I say polygon, you say polyhedron



When you look at the above image, what do you see? Two triangles and five quadrangles, a cube or something else? Now, let’s turn to the following thought experiment:
You are strapped into a chair, your head held firmly in place, and you see a bright, diffuse screen in front of you, showing a series of black lines. You notice that the screen can go from an only-just visible black point at its periphery, via lines cutting across it or forming triangles with its edges, to closed squares or even constellations of polygons moving and morphing across it. You also notice that there are several knobs and levers at your disposal and that you can influence the shapes seen on the screen. Your task is to work out how the patterns you see are formed.

All you have access to in this case is a sequence of experiences of a two-dimensional, bounded world, yet through painstaking experiments you come to the realization that what you are seeing is consistent with there being a wireframe cube behind the screen. All the patters, the changes from one pattern to another and the lengths of edges could be the result of a wireframe cube casting a shadow. Once you arrive at your conclusion you are released from your restraints and are free to exit the room. As you do so, another person exits the room next to you. A quick chat reveals you had the same experience, but it turns out that they are convinced that it was just a computer screen rather that the silhouette of a mesh cube. You enter each other's rooms and realize that they look identical! You believe their room shows a 3D cube’s shadow; they believe your room contains a 2D computer-driven display. You both look for a way to access what is behind the respective screens and after a while you find the rooms backing onto your two ones. Your screen and theirs were indeed driven differently: one was a display driven by a computer and the other a piece of translucent plexiglass having a backlit cube cast shadows on it. Which was which remains a secret guarded by the two of you.

Now, my question to you: who was the more rational participant in this experiment? The person postulating a 3D entity on the basis of strictly 2D evidence or the person whose theories remained firmly 2D, in line with the nature of their evidence?

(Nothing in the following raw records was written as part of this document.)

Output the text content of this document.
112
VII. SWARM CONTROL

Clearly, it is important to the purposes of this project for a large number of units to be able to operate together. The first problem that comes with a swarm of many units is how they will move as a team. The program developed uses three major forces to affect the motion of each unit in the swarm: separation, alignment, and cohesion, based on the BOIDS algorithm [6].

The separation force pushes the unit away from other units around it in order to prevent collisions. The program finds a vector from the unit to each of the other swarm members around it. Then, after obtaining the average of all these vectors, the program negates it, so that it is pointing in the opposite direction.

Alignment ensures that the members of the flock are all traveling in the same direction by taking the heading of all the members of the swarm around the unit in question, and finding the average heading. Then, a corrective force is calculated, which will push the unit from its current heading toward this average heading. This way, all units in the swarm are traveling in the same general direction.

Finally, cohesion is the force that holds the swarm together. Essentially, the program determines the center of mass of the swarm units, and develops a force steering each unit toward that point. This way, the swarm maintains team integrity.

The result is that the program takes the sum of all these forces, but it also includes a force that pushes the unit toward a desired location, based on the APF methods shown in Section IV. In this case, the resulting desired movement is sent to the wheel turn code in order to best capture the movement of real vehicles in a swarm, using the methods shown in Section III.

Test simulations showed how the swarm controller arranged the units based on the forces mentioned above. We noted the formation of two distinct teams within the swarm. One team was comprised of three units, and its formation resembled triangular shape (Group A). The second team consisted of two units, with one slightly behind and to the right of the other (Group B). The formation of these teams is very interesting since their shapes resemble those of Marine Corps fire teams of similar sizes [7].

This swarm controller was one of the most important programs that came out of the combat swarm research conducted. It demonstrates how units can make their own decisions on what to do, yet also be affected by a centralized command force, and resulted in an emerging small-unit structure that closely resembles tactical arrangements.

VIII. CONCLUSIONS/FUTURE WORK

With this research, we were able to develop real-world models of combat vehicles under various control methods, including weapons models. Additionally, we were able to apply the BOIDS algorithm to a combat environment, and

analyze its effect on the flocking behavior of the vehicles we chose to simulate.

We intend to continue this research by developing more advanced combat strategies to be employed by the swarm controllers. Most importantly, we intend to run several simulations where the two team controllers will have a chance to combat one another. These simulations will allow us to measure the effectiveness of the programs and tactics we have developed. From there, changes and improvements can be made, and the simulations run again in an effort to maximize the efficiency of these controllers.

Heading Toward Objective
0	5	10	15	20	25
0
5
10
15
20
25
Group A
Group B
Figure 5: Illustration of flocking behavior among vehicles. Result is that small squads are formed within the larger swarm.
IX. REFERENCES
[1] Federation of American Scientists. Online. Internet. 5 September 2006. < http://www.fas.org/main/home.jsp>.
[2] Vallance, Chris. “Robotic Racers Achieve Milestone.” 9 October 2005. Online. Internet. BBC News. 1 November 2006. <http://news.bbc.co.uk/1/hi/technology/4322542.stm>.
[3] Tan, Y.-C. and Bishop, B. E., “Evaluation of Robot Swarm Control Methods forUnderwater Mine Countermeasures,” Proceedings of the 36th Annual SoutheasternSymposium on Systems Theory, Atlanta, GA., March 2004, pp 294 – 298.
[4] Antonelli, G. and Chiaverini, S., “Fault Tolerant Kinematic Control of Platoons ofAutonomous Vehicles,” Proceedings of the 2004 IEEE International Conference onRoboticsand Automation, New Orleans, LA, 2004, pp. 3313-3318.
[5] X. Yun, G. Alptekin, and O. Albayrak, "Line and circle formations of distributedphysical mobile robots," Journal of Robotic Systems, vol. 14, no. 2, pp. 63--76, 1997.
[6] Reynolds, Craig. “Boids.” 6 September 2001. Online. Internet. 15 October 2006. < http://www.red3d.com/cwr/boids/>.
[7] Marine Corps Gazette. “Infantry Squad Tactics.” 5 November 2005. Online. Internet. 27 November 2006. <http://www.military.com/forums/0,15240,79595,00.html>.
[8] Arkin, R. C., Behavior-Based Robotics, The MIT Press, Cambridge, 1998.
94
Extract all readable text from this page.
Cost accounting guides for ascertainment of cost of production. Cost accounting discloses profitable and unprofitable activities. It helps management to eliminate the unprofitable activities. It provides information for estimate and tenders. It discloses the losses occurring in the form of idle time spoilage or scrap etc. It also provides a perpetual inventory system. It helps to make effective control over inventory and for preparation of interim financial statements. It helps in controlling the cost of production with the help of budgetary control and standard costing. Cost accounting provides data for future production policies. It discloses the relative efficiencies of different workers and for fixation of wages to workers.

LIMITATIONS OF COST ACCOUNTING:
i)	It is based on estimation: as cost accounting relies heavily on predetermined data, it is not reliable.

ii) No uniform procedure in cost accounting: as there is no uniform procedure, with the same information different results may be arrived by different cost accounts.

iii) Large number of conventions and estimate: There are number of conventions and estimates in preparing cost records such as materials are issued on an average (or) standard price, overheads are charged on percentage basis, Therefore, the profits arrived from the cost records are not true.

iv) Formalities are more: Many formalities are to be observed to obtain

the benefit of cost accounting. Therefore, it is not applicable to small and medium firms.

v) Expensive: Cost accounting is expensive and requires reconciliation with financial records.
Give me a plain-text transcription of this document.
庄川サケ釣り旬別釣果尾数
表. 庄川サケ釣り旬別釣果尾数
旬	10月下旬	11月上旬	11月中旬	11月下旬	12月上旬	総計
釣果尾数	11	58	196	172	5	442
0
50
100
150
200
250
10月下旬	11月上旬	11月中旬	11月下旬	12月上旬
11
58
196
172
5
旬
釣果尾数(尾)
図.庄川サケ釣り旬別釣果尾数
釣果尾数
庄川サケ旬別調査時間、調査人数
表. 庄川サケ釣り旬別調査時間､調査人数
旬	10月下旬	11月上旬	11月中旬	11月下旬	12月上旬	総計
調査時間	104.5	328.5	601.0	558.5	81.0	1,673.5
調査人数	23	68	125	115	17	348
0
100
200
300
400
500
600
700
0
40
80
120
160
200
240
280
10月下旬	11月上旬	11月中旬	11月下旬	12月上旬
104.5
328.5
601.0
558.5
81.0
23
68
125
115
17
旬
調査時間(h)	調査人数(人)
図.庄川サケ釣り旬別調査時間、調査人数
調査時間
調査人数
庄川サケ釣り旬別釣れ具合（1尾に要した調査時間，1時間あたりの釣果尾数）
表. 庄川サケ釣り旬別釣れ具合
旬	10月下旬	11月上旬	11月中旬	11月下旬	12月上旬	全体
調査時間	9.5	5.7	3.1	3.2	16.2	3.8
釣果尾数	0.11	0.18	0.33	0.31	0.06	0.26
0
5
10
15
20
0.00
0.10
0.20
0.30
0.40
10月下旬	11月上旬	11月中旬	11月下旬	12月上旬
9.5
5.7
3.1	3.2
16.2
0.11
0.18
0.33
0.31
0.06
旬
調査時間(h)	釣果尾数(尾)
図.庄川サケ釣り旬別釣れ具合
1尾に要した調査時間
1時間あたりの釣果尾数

I would like to argue that they were both equally rational and that the distinction between them was not along rational-irrational lines and to underline the fact that they were both deriving their world views from the same evidence.

What was the point of this whole exercise though? It was to propose that empirical evidence alone is not sufficient to constrain explanation to a solely empirical domain (even just the use of mathematics in science, with its universal quantifier is beyond the empirical) and that the exact same experiences can be held up as a basis for alternative theories.

The last exegetical point I’d like to make though is that the two protagonists of the thought experiment can learn a lot from each other. The person hypothesizing the 3D cube can lend the other means for simplification while the strictly 2D person can share a more refined understanding of 2D relationships, which also enrich the cube’s understanding.

Why is it that I am concerned by the evidence-theory relationship and try to dig into its nature? It is because this is a key stumbling block in the rapprochement between atheist scientists and the rational religious. The former don't get how the latter can transcend evidence while the latter are threatened by the former’s insights into empirical evidence. The many-to-many nature of the evidence-theory relationship also underlies inter-religious dialogue. Since the transcendent is infinite, hyper-dimensional and vastly exceeding the fragmentary insights we can have of it, also in terms of aspects we don't even know about!, it is understandable that different interpretations of its actions have been formed in different cultures and by different people. It would be short-sighted to stop at an incompatibility between the monotheism of some religions, the personal Trinitarian insight of Christianity, the polytheism of Hinduism and the apparent atheism of Buddhism (in the strict sense of atheism as opposed to its current use as anti-theism) and arrive at the erroneous conclusion that these religions talk about different things rather than differently about aspects of the same (please, don’t mis-read this as me saying that everything that all religions claim is true, that all religions are equally true or that religions can be freely intertwined and recombined. End of caveat :).

If there is a God, who is infinite, transcendent and vastly more complex than us, wouldn't his actions as experienced in our limited realm lead precisely to the variety of religions as well as agnosticism and atheism that we see today?



Just a quick hat-tip to Flatland, to the Chinese Room thought experiment and to the story of the blind men and an elephant (and surely to many others :).